A region is bounded by the line $y=3x+4$ and the parabola $y=x^2$ and is rotated about the line $x=4$.
First I found the limits of integration by finding the points of intersection. They are $(-1,1)$ and $(4,16)$. I then found the radius from the axis of rotation to be $r=4-x$ and the height to be $h=3x+4-x^2$.
I used the Volume formula $\int_{a}^{b}2\pi (radius)(height)dx$. $$V=\int_{-1}^{4}2\pi(4-x)(3x+4-x^2)dx$$ $$2\pi \int_{-1}^{4}(x^3-7x^2+8x+16)dx$$
Evaluating this integral I get the volume to be $280\pi-\dfrac{1055}{6}$ but this is no where close to the actual volume. I believe that both my radius and height are right and that the formula is right. I've redid the problem a couple of times and ended up with the same answer, what am I missing here?

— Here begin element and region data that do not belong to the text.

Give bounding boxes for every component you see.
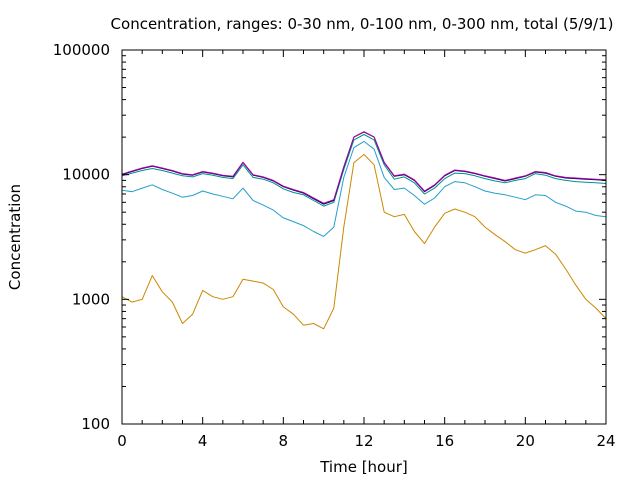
x-tick-label: 12: [354, 432, 373, 450]
y-tick-label: 100: [81, 415, 110, 433]
x-axis-label: Time [hour]: [319, 458, 408, 476]
x-tick-label: 16: [435, 432, 454, 450]
y-tick-label: 10000: [62, 166, 110, 184]
series-line-5: [121, 131, 607, 204]
x-tick-label: 8: [279, 432, 289, 450]
x-tick-label: 20: [516, 432, 535, 450]
x-tick-label: 0: [117, 432, 127, 450]
y-tick-label: 100000: [53, 41, 110, 59]
series-line-1: [121, 154, 607, 330]
x-tick-label: 24: [596, 432, 615, 450]
series-layer: [121, 131, 607, 330]
tick-layer: 0 4 8 12 16 20 24 100 1000 10000 100000: [53, 41, 616, 450]
y-tick-label: 1000: [72, 290, 110, 308]
x-tick-label: 4: [198, 432, 208, 450]
y-axis-label: Concentration: [6, 184, 24, 290]
series-line-2: [121, 140, 607, 237]
chart-title: Concentration, ranges: 0-30 nm, 0-100 nm…: [111, 15, 614, 33]
series-line-3: [121, 134, 607, 207]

Everything is fine in what you have; the only thing missing is the actual evaluation of the definite integral. I get $$\displaystyle 2\pi\left[\frac{x^4}{4}-\frac{7x^3}{3}+\frac{8x^2}{2}+16x\right]_{-1}^{4}$$
$$\displaystyle 2\pi \left[ \left(64-\frac{7(64)}{3}+64+64\right)- \left(\frac{1}{4}+\frac{7}{3}+\frac{8}{2}-16\right)\right]$$
From there, it's just a matter of simple algebra. I get $\displaystyle \frac{625\pi}{6}$.